Wednesday, October 6, 2010

The City of Robots




Following our test, we were asked to read “The City of Robots” by theorist Umberto Eco. I found this package to be of much interest since it uses Disneyland and Disney World to exemplify what he is discussing and they are both theme parks that I have visited in the past.

However, I would like to relate Eco’s works to another place which I frequented as a child in the past called Rawhide in Arizona. Even if you go on the website, it says that Rawhide is an 1880’s western town and plays western theme music to confirm this. By doing this, we are led to believe that it is a real western town when it is merely a representation of one. From the instant you walk in, it is evident that it is what Eco calls a “masterpiece{s} of falsification”. Children get to go mining for ‘gold’ which is really rocks painted with gold color also known as a reproduction of the gold itself and the way it was separated from other rocks and dirt. The total fake is admitted as when you walk in it appears real from the saloons where people eat, to the activities, to the clothes and how the employees act. There are even live gun shows between cowboys and they give out warrants and put you in ‘jail’ for things such as roughhousing. As a child, I admired the perfection of the fake and mistook it for real. The illusion produced by Rawhide stimulates the desire for it.

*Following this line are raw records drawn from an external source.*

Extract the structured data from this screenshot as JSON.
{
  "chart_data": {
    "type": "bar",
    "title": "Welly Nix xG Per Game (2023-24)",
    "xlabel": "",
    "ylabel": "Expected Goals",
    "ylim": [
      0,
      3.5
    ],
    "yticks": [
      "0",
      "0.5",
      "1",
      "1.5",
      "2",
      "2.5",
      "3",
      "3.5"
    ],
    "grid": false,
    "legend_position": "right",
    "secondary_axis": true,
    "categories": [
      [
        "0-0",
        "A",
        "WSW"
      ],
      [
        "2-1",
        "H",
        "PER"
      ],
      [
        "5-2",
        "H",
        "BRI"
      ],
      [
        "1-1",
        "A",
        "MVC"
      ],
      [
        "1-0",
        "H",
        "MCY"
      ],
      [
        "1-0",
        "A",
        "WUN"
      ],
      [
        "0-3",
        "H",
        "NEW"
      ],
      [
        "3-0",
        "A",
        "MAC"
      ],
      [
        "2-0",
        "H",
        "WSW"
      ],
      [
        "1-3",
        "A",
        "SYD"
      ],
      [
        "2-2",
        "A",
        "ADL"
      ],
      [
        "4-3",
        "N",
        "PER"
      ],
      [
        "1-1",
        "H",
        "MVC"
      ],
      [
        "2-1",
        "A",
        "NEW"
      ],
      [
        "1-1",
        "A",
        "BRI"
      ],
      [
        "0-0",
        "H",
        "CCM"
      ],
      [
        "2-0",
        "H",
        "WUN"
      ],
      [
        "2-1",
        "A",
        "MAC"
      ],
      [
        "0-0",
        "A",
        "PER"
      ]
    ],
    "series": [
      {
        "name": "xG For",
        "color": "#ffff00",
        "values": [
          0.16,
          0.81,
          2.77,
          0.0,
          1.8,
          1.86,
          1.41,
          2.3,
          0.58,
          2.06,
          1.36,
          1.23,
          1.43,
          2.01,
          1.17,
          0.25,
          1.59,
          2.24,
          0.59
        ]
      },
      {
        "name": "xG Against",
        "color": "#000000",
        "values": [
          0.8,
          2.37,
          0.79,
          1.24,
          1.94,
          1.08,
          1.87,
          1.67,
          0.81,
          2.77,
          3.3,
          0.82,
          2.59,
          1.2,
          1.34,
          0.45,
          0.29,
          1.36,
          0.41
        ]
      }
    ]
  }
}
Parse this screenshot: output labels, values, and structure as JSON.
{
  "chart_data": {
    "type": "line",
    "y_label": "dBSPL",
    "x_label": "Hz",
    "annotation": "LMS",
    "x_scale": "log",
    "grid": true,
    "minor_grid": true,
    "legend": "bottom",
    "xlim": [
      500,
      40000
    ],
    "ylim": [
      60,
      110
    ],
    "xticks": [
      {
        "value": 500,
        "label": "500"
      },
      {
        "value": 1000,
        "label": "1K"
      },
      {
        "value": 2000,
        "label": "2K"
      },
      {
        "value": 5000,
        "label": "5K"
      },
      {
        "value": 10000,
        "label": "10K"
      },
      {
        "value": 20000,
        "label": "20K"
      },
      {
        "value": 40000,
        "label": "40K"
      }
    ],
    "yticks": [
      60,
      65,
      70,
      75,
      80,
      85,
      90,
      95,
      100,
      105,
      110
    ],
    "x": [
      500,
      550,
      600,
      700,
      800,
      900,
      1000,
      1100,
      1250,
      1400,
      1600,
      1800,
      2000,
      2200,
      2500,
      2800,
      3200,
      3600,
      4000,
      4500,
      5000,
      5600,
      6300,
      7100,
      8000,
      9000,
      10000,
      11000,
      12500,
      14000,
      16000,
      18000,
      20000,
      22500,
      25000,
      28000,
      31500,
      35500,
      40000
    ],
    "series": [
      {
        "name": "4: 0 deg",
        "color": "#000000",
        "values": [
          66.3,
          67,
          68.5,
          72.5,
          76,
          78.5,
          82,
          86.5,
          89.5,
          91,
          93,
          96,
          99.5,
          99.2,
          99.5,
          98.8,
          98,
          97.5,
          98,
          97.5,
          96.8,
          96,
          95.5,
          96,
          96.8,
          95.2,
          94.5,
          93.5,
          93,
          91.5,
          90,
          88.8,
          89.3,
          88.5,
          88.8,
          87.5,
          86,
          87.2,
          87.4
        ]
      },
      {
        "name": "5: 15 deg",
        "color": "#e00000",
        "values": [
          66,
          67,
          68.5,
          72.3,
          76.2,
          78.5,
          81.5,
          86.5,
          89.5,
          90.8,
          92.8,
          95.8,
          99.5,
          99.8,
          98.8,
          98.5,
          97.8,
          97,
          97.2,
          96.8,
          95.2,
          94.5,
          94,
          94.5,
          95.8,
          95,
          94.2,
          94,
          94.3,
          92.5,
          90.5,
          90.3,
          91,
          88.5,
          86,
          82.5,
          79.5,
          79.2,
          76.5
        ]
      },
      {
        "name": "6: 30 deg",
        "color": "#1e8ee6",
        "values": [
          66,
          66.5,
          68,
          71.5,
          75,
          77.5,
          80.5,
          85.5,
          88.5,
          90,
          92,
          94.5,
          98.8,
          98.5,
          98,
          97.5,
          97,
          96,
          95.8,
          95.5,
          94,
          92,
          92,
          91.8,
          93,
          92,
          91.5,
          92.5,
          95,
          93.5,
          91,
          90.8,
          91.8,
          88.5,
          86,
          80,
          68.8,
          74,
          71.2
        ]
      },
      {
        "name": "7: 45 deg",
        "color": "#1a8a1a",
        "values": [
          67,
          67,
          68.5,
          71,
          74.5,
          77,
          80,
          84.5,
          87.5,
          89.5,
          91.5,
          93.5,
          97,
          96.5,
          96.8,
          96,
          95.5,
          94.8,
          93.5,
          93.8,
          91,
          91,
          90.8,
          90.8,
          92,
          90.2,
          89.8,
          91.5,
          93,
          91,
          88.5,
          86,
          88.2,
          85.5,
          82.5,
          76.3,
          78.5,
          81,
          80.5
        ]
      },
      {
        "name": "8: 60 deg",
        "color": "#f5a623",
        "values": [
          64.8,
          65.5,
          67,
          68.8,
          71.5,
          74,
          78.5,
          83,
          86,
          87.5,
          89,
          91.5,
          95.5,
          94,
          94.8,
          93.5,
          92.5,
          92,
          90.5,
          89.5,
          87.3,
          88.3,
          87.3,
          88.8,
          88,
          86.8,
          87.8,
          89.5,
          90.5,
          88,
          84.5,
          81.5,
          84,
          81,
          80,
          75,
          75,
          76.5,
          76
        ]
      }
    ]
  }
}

You do things such as eating rattle snake and riding horses- just like the cowboys did. I feel as though at that age, if I went into an actual old western town I would wonder where the cowboys were and where the fights with pistols were, missing the image of a real western town that Rawhide provided me with. With Rawhide, you get confused by the verisimilitude – the fact that there seems to be a collapse between reality and fiction. This relates to what Lyotard was saying when we cannot tell the difference between the two as they appear extremely similar.